The legal, regulated sports betting industry in New Jersey has been great for Atlantic City casinos and the state, but Atlantic City Mayor Marty Small, Sr. is not satisfied. His city does not receive direct tax dollars from sports betting and he wants that to change.
The Press of Atlantic City reported on Tuesday that Mayor Small expressed his frustration at a meeting of the city Taxpayer’s Association.
“In 14 months, New Jersey has overtaken Las Vegas as the No. 1 sports betting destination, and a lot of it has to with the success of Atlantic City and online,” Mayor Small said. “But we don’t get one penny. … That’s unacceptable.”
After the law was passed regulating sports betting last year, a second bill became law which set an additional tax on sports betting revenue. 1.25% of an Atlantic City casino’s sports betting revenue is earmarked for the Casino Reinvestment Development Authority (CRDA) for “marketing and promotion” of the city.
East Rutherford and Oceanport, home to racetracks, as well as their respective counties, also receive additional tax money because of that bill. The city gets a .75 percent tax, while the counties get .5 percent. According to the law, this money is for “economic development purposes, which shall include, but not be limited to, improvements to: transportation and infrastructure, tourism, public safety, and properties located on or near the racetrack.”
And there’s the difference that upsets Mayor Small. The tax that goes to Atlantic City is for “marketing and promotion,” effectively to be used to attract tourists, whereas the tax that goes to East Rutherford, Oceanport, and Bergen and Monmouth Counties goes straight into their coffers to directly benefit those locations.

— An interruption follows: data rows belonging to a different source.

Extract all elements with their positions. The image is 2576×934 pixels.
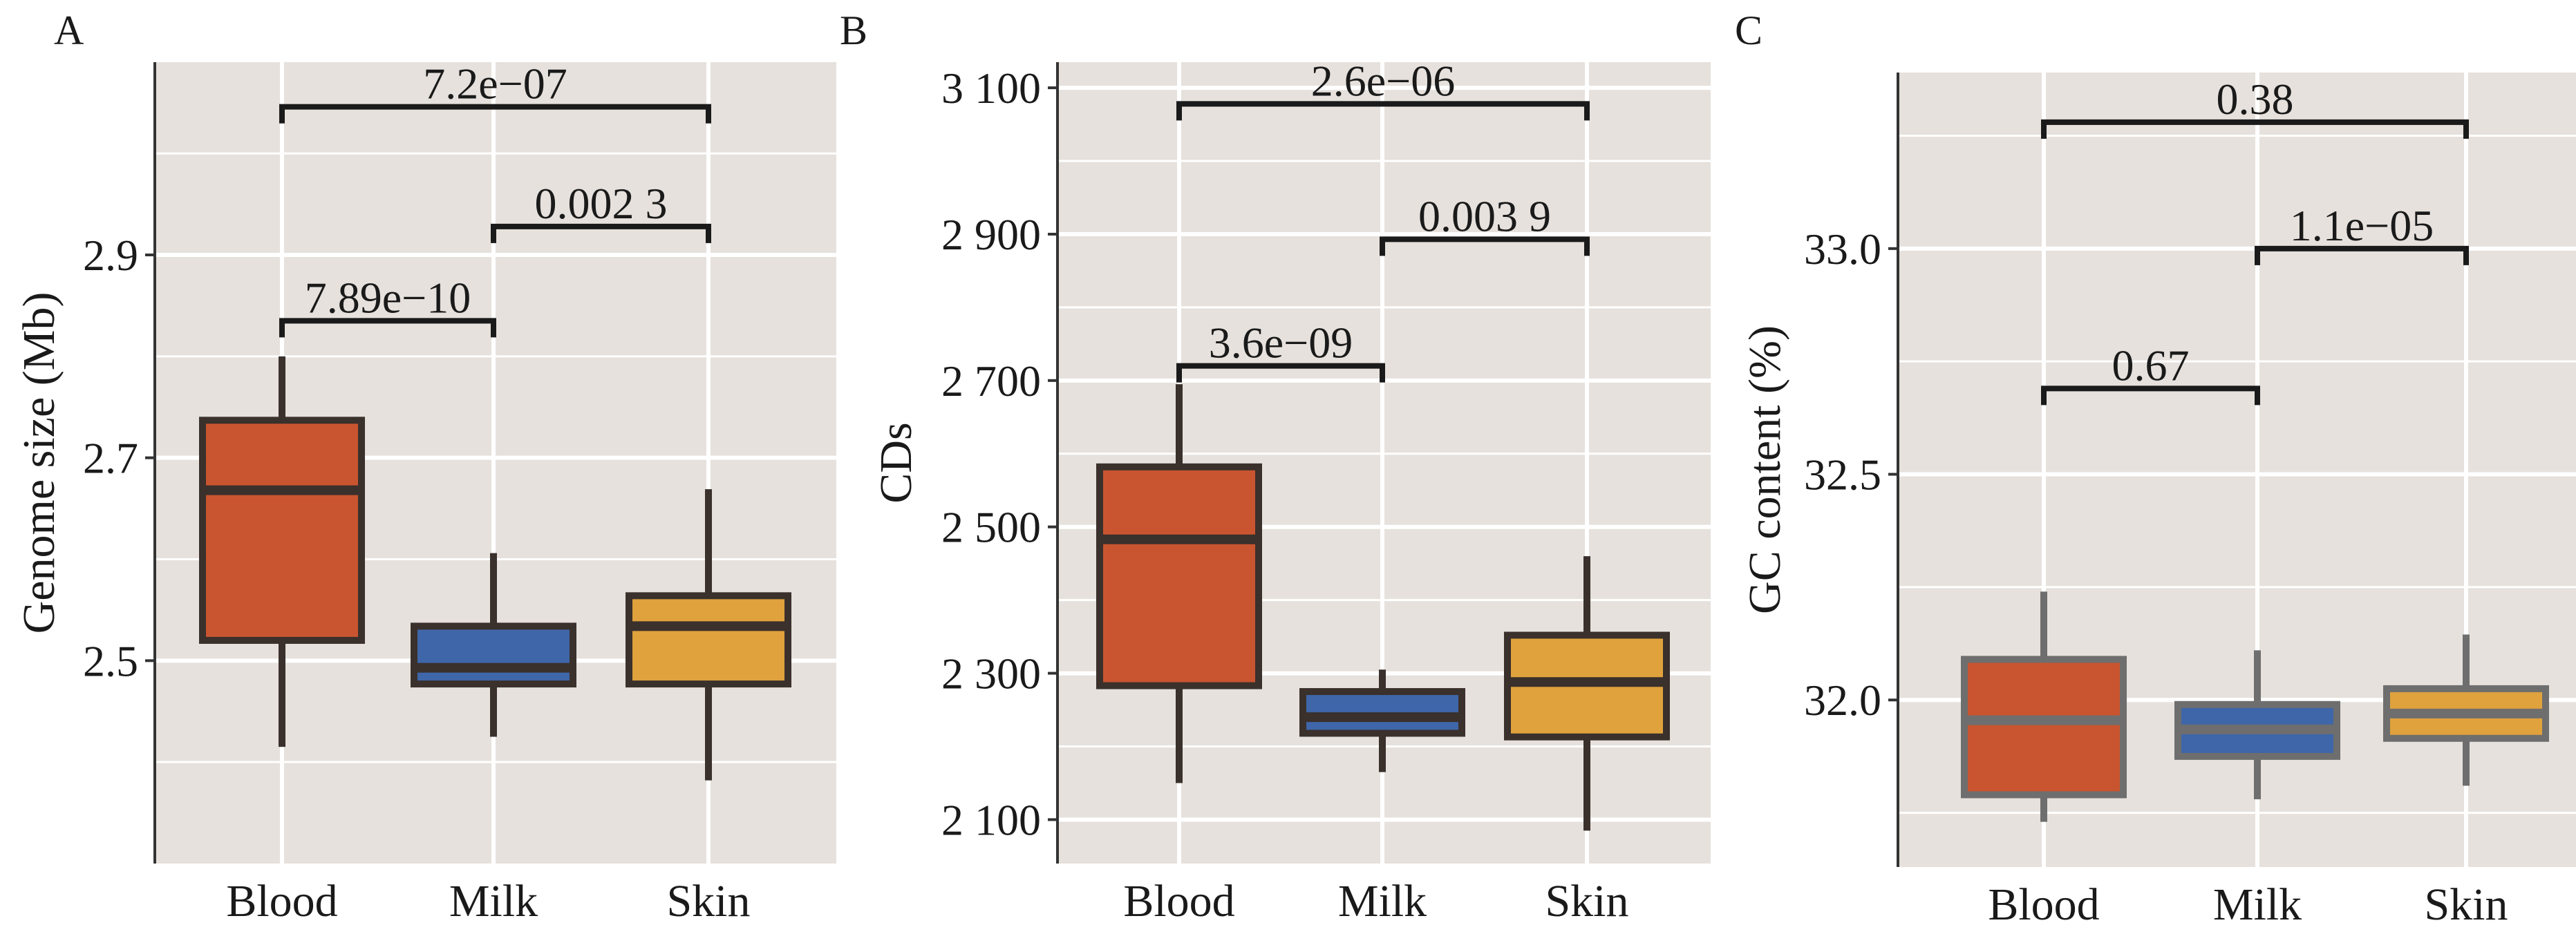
y-tick-label: 32.5 <box>1804 450 1881 499</box>
x-tick-labels: Blood Milk Skin <box>1988 879 2508 930</box>
comparison-bracket <box>1176 363 1385 383</box>
y-tick-label: 2 900 <box>941 210 1041 259</box>
panel-b: 3.6e−09 0.003 9 2.6e−06 2 100 2 300 2 500 2 7… <box>840 8 1711 926</box>
x-tick-labels: Blood Milk Skin <box>226 876 750 926</box>
y-tick-label: 3 100 <box>941 64 1041 113</box>
y-tick-labels: 2.5 2.7 2.9 <box>83 231 155 685</box>
panel-letter: C <box>1735 8 1762 53</box>
x-tick-label: Blood <box>1123 876 1234 926</box>
panel-letter: A <box>54 8 84 53</box>
comparison-brackets: 0.67 1.1e−05 0.38 <box>2041 75 2469 406</box>
y-tick-label: 2.9 <box>83 231 138 280</box>
panel-c: 0.67 1.1e−05 0.38 32.0 32.5 33.0 Blood Milk Sk… <box>1735 8 2576 930</box>
y-axis-title: GC content (%) <box>1740 325 1790 614</box>
comparison-brackets: 3.6e−09 0.003 9 2.6e−06 <box>1176 56 1590 383</box>
comparison-bracket <box>2255 245 2469 265</box>
y-tick-labels: 2 100 2 300 2 500 2 700 2 900 3 100 <box>941 64 1057 844</box>
p-value-label: 0.003 9 <box>1418 191 1551 240</box>
p-value-label: 7.89e−10 <box>305 273 471 322</box>
box-milk <box>411 622 576 688</box>
boxplots <box>1961 591 2549 822</box>
y-tick-label: 32.0 <box>1804 676 1881 725</box>
p-value-label: 2.6e−06 <box>1311 56 1456 105</box>
comparison-bracket <box>491 223 711 243</box>
y-tick-label: 2 300 <box>941 649 1041 698</box>
p-value-label: 3.6e−09 <box>1209 318 1353 368</box>
box-blood <box>1096 463 1262 689</box>
x-tick-label: Milk <box>449 876 538 926</box>
x-tick-label: Milk <box>2213 879 2302 930</box>
y-axis-title: Genome size (Mb) <box>14 292 64 634</box>
comparison-bracket <box>279 104 711 124</box>
x-tick-label: Blood <box>226 876 337 926</box>
comparison-bracket <box>2041 119 2469 139</box>
y-tick-labels: 32.0 32.5 33.0 <box>1804 225 1898 725</box>
y-axis-title: CDs <box>871 422 921 503</box>
comparison-bracket <box>1176 101 1590 121</box>
x-tick-label: Skin <box>666 876 750 926</box>
comparison-bracket <box>2041 385 2260 406</box>
comparison-bracket <box>279 318 496 338</box>
box-skin <box>626 592 791 688</box>
y-tick-label: 2 500 <box>941 503 1041 552</box>
comparison-brackets: 7.89e−10 0.002 3 7.2e−07 <box>279 59 711 338</box>
y-tick-label: 2 100 <box>941 795 1041 844</box>
y-tick-label: 33.0 <box>1804 225 1881 274</box>
x-tick-label: Blood <box>1988 879 2099 930</box>
x-tick-label: Skin <box>1545 876 1628 926</box>
x-tick-label: Milk <box>1338 876 1427 926</box>
boxplots <box>1096 384 1670 831</box>
comparison-bracket <box>1380 236 1590 256</box>
y-tick-label: 2.7 <box>83 434 138 483</box>
box-blood <box>1961 656 2127 799</box>
p-value-label: 0.67 <box>2112 341 2190 390</box>
panel-letter: B <box>840 8 867 53</box>
y-tick-label: 2 700 <box>941 356 1041 406</box>
p-value-label: 7.2e−07 <box>423 59 567 108</box>
p-value-label: 0.38 <box>2217 75 2294 124</box>
panel-a: 7.89e−10 0.002 3 7.2e−07 2.5 2.7 2.9 Blood Mi… <box>14 8 836 926</box>
x-tick-label: Skin <box>2424 879 2508 930</box>
boxplots <box>199 356 791 781</box>
y-tick-label: 2.5 <box>83 636 138 685</box>
x-tick-labels: Blood Milk Skin <box>1123 876 1628 926</box>
p-value-label: 1.1e−05 <box>2290 201 2434 250</box>
box-blood <box>199 417 365 644</box>
p-value-label: 0.002 3 <box>535 179 668 228</box>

For the first half of the year, the CRDA has received $1.14 million from sports betting taxes.
Mayor Small wants the sports betting tax to go toward property tax relief.
“In theory, it’s good to have advertising dollars for Atlantic City because it increases visitation, which, in turn, gets more people to spend money in Atlantic City,” Assemblyman Vince Mazzeo said. “But, we need to be looking at long-term sustainability, and we’re certainly open to ideas for long-term property tax relief.”
“Money generated in Atlantic City needs to stay in Atlantic City,” said Assemblyman John Armato, who is from the same district as Mazzeo.
Assemblyman John Burzichelli, who was one of the tax bill’s main sponsors, argues that the money is going to Atlantic City, just through a different channel. Other municipalities do not have bodies like the CRDA.
“Atlantic City is different,” he said. “The tax is getting to Atlantic City, it’s just going through the Casino Reinvestment Development Authority.”
The state government has raked over $36 million taxes from sports betting in a bit more than a year.